We compare this version against two other ones. In the first one, we double the number of nodes by replicating each node without altering the number of connections between subnets. Also the third version includes 98 nodes as the second one, but the Central subnet is segmented into two subnets with 24 nodes each. Furthermore, all the nodes connected to the Power Context subnets belong to just one of the resulting subnets, as in Fig. 1. We consider four classes of agents and assume that any agent initially owns some rights on a node in the Central subnet and it aims to control the PLC devices. In particular, agent in the first class, T1, aim to control both devices and those in the second class, T2, aims to control any of the devices. Agents in the two last classes, T3 and T4, aim to control a distinct PLC device. Agents need to scan each node to discover its vulnerabilities. To cover alternative strategies to select the complex attack to a goal, each class includes seven agents. For each version, Figs. 2, 3, and 4 show the stress curves of the most dangerous agent in each class. The figures show that in the first version, the most dangerous agent in the T2 class reaches its goal in about twelve hours while an agent of another class reaches its goal in about fourteen hours, i.e. about two hours later. In the second version, the most dangerous agent belongs to the T2 class and it reaches its goal in about 21 h. Other agents take one more hour. Then, in the third version of the infrastructure, the time to reach the goal is a bit larger than in the second one.
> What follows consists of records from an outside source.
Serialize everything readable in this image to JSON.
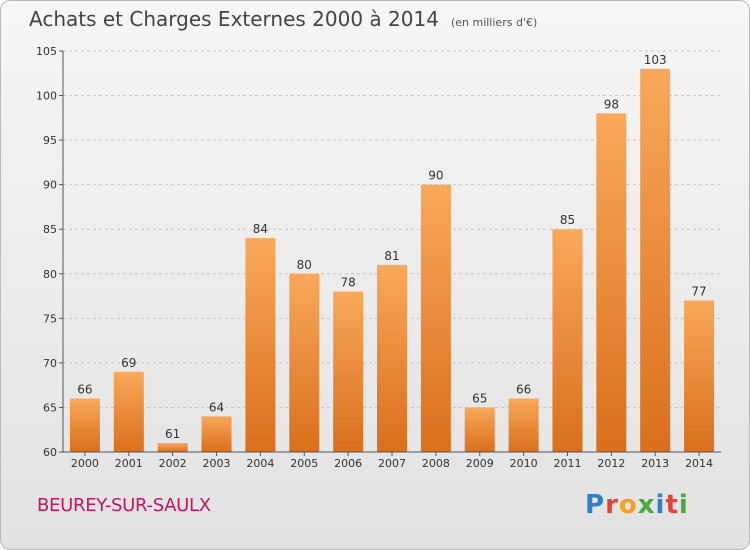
{
  "header": {
    "title": "Achats et Charges Externes 2000 à 2014",
    "unit": "(en milliers d'€)"
  },
  "footer": {
    "commune": "BEUREY-SUR-SAULX",
    "logo_letters": [
      "P",
      "r",
      "o",
      "x",
      "i",
      "t",
      "i"
    ],
    "logo_colors": [
      "#2f80c9",
      "#e6423a",
      "#f4a020",
      "#4aa93a",
      "#2f80c9",
      "#e6423a",
      "#4aa93a"
    ]
  },
  "colors": {
    "bar_light": "#f9a85a",
    "bar_dark": "#d96f1c",
    "grid": "#c8c8c8",
    "axis": "#555555",
    "commune": "#c2185b"
  },
  "chart_data": {
    "type": "bar",
    "categories": [
      "2000",
      "2001",
      "2002",
      "2003",
      "2004",
      "2005",
      "2006",
      "2007",
      "2008",
      "2009",
      "2010",
      "2011",
      "2012",
      "2013",
      "2014"
    ],
    "values": [
      66,
      69,
      61,
      64,
      84,
      80,
      78,
      81,
      90,
      65,
      66,
      85,
      98,
      103,
      77
    ],
    "data_labels": [
      "66",
      "69",
      "61",
      "64",
      "84",
      "80",
      "78",
      "81",
      "90",
      "65",
      "66",
      "85",
      "98",
      "103",
      "77"
    ],
    "title": "Achats et Charges Externes 2000 à 2014",
    "subtitle": "(en milliers d'€)",
    "xlabel": "",
    "ylabel": "",
    "ylim": [
      60,
      105
    ],
    "yticks": [
      60,
      65,
      70,
      75,
      80,
      85,
      90,
      95,
      100,
      105
    ],
    "ytick_labels": [
      "60",
      "65",
      "70",
      "75",
      "80",
      "85",
      "90",
      "95",
      "100",
      "105"
    ],
    "grid": true
  }
}
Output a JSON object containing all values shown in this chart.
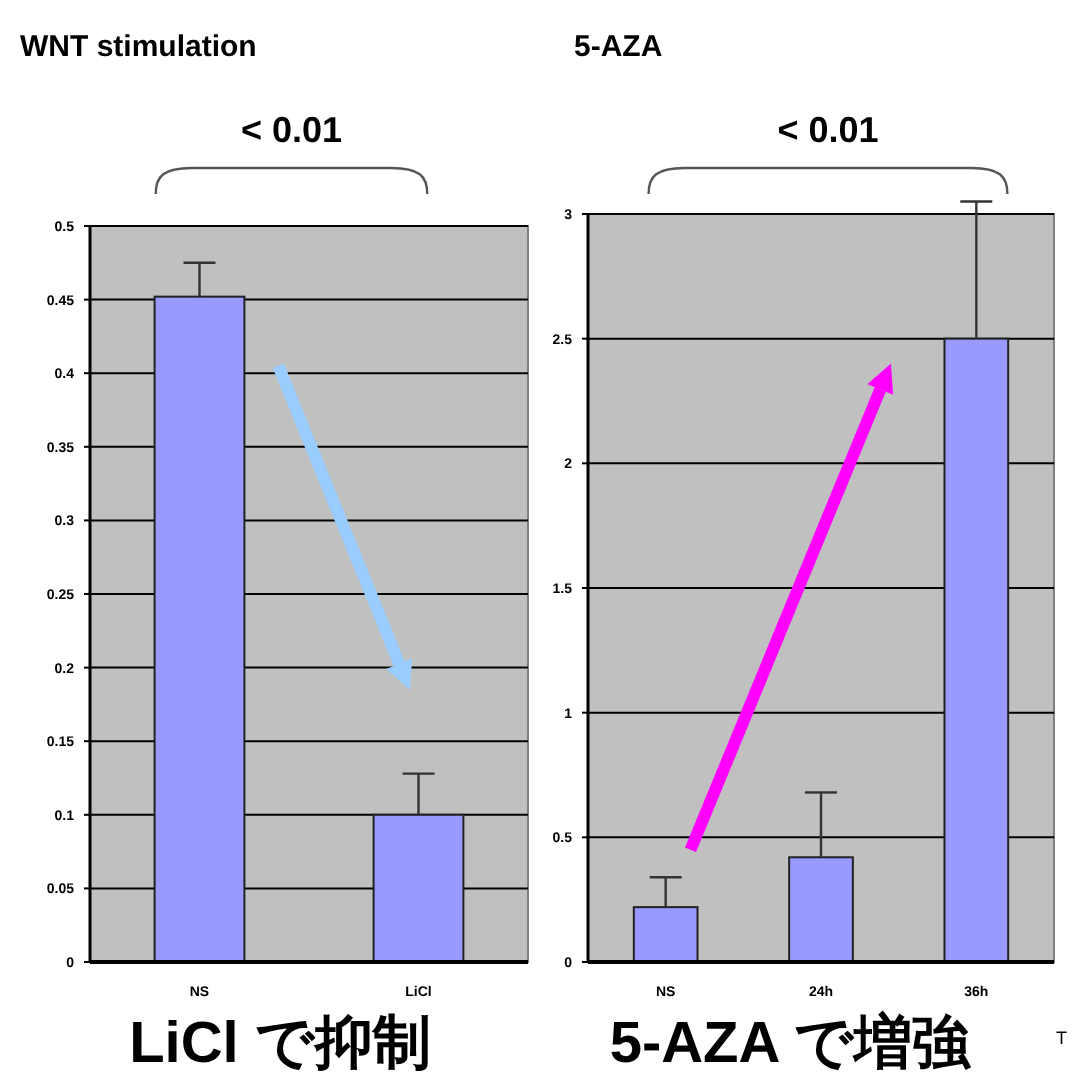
{
  "chart_data": [
    {
      "type": "bar",
      "title": "WNT stimulation",
      "categories": [
        "NS",
        "LiCl"
      ],
      "series": [
        {
          "color": "#9999ff",
          "values": [
            0.452,
            0.1
          ],
          "errors": [
            [
              0.452,
              0.475
            ],
            [
              0.1,
              0.128
            ]
          ]
        }
      ],
      "ylim": [
        0,
        0.5
      ],
      "yticks": [
        0,
        0.05,
        0.1,
        0.15,
        0.2,
        0.25,
        0.3,
        0.35,
        0.4,
        0.45,
        0.5
      ],
      "grid": "y",
      "annotations": [
        "< 0.01",
        "LiCl で抑制"
      ]
    },
    {
      "type": "bar",
      "title": "5-AZA",
      "categories": [
        "NS",
        "24h",
        "36h"
      ],
      "series": [
        {
          "color": "#9999ff",
          "values": [
            0.22,
            0.42,
            2.5
          ],
          "errors": [
            [
              0.22,
              0.34
            ],
            [
              0.42,
              0.68
            ],
            [
              2.5,
              3.05
            ]
          ]
        }
      ],
      "ylim": [
        0,
        3
      ],
      "yticks": [
        0,
        0.5,
        1,
        1.5,
        2,
        2.5,
        3
      ],
      "grid": "y",
      "annotations": [
        "< 0.01",
        "5-AZA で増強",
        "T"
      ]
    }
  ]
}
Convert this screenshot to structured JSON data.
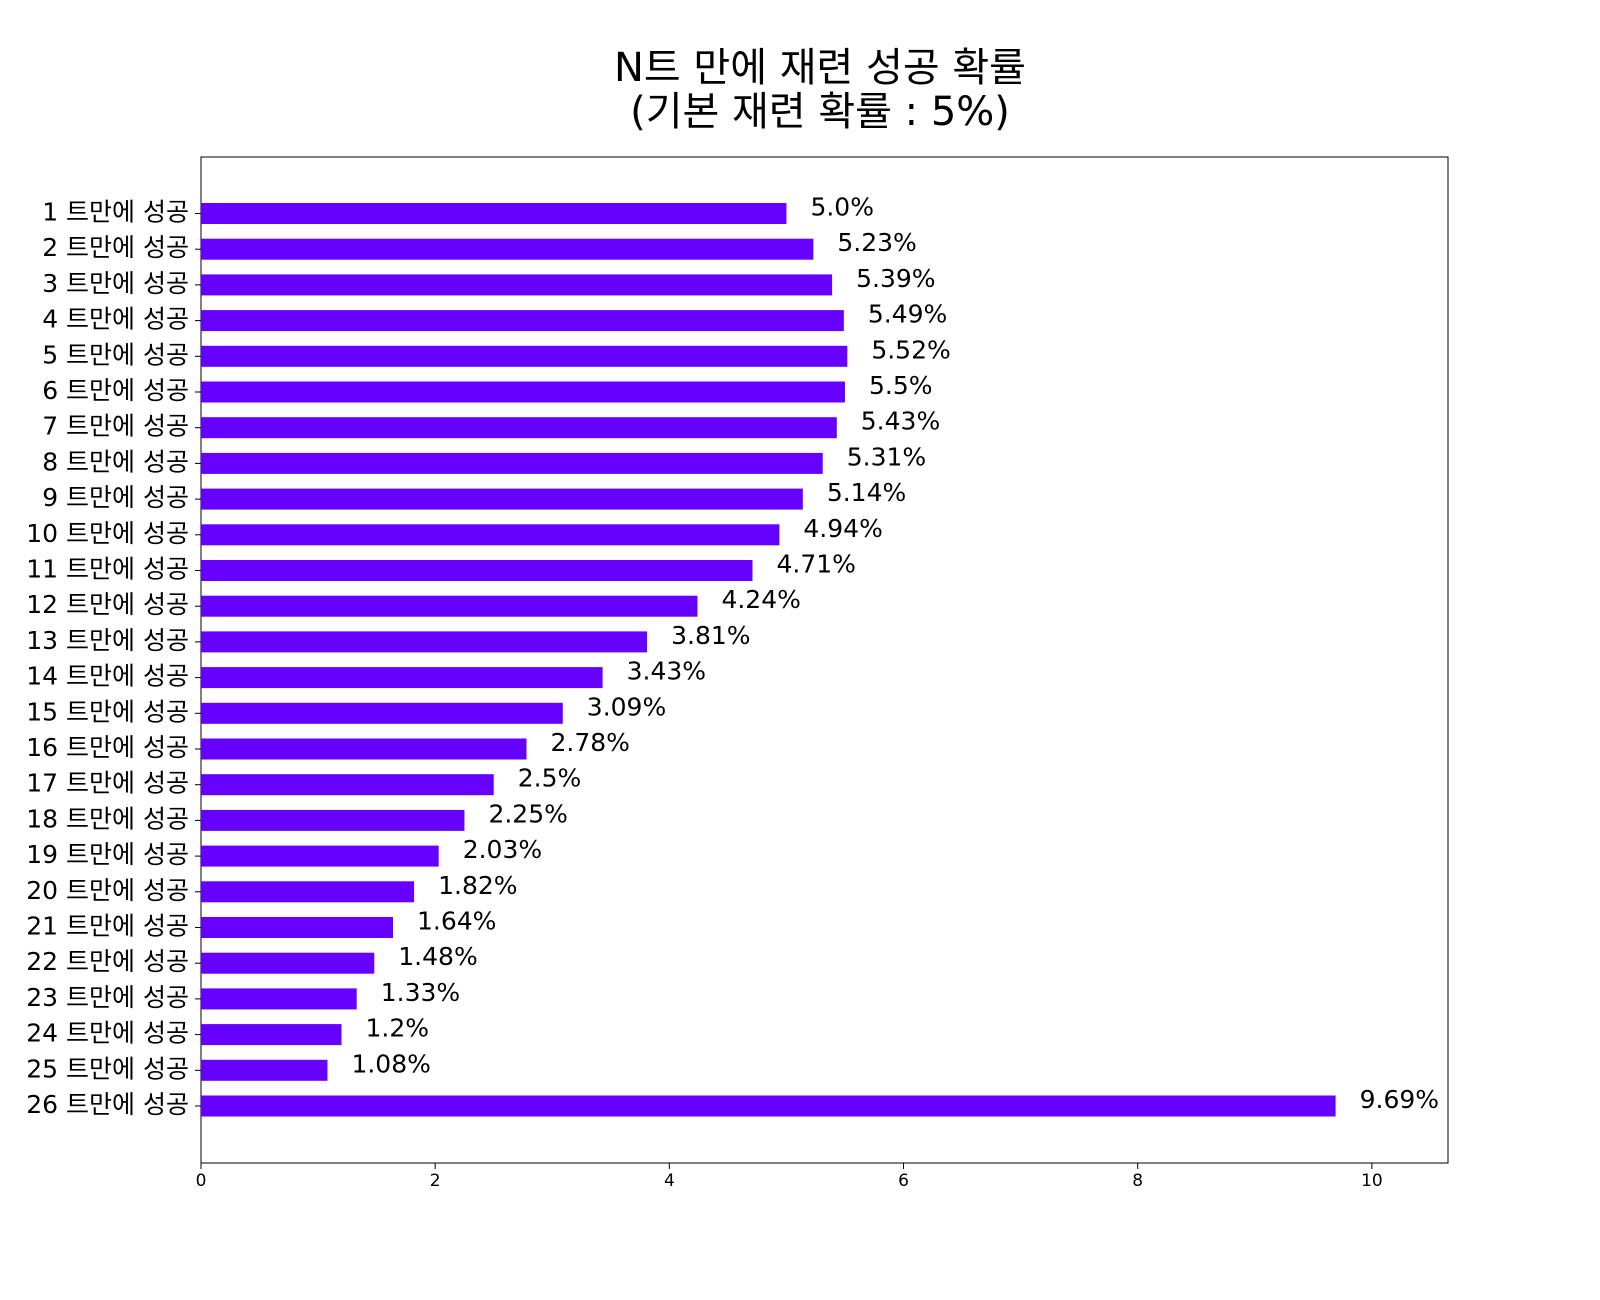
{
  "chart_data": {
    "type": "barh",
    "title": [
      "N트 만에 재련 성공 확률",
      "(기본 재련 확률 : 5%)"
    ],
    "categories": [
      "1 트만에 성공",
      "2 트만에 성공",
      "3 트만에 성공",
      "4 트만에 성공",
      "5 트만에 성공",
      "6 트만에 성공",
      "7 트만에 성공",
      "8 트만에 성공",
      "9 트만에 성공",
      "10 트만에 성공",
      "11 트만에 성공",
      "12 트만에 성공",
      "13 트만에 성공",
      "14 트만에 성공",
      "15 트만에 성공",
      "16 트만에 성공",
      "17 트만에 성공",
      "18 트만에 성공",
      "19 트만에 성공",
      "20 트만에 성공",
      "21 트만에 성공",
      "22 트만에 성공",
      "23 트만에 성공",
      "24 트만에 성공",
      "25 트만에 성공",
      "26 트만에 성공"
    ],
    "values": [
      5.0,
      5.23,
      5.39,
      5.49,
      5.52,
      5.5,
      5.43,
      5.31,
      5.14,
      4.94,
      4.71,
      4.24,
      3.81,
      3.43,
      3.09,
      2.78,
      2.5,
      2.25,
      2.03,
      1.82,
      1.64,
      1.48,
      1.33,
      1.2,
      1.08,
      9.69
    ],
    "value_labels": [
      "5.0%",
      "5.23%",
      "5.39%",
      "5.49%",
      "5.52%",
      "5.5%",
      "5.43%",
      "5.31%",
      "5.14%",
      "4.94%",
      "4.71%",
      "4.24%",
      "3.81%",
      "3.43%",
      "3.09%",
      "2.78%",
      "2.5%",
      "2.25%",
      "2.03%",
      "1.82%",
      "1.64%",
      "1.48%",
      "1.33%",
      "1.2%",
      "1.08%",
      "9.69%"
    ],
    "color": "#6600ff",
    "xlim": [
      0,
      10.65
    ],
    "xticks": [
      0,
      2,
      4,
      6,
      8,
      10
    ]
  }
}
Indeed, the class T2 agent reaches the goal only 20 min later than in the second version but the remaining agents reach their goal after more than two hours. Lastly, Fig. 5 compares the robustness of the three versions. Each curve refers to the most dangerous agent for the considered version. As expected, the first version is the most fragile one because its number of nodes reduces the number of attacks to reach a goal. The number of nodes in the second version confuses the agents and increases the time to reach their goal. Finally, the third version is the least fragile one because the larger numbers of nodes and of subnets increase the number of attacks and the time to reach a goal.

Fig. 2.
figure 2

First version: stress curve of the most dangerous agents

Full size image
Fig. 3.
figure 3

Second version: stress curve of the most dangerous agents

Full size image
Fig. 4.
figure 4

Third version: stress curve of the most dangerous agents

Full size image
Fig. 5.
figure 5

Robustness of the three versions

Full size image

5 Conclusion

The stress curve is a synthetic evaluation of the robustness of an infrastructure with respect of complex attacks by intelligent agent. It simplifies the comparison of distinct infrastructures or of alternative versions of the same one and it is approximated through the Haruspex suite. We have applied this measure to compare three versions of an infrastructure and discussed how the stress curve changes according to the number of nodes or of subnets.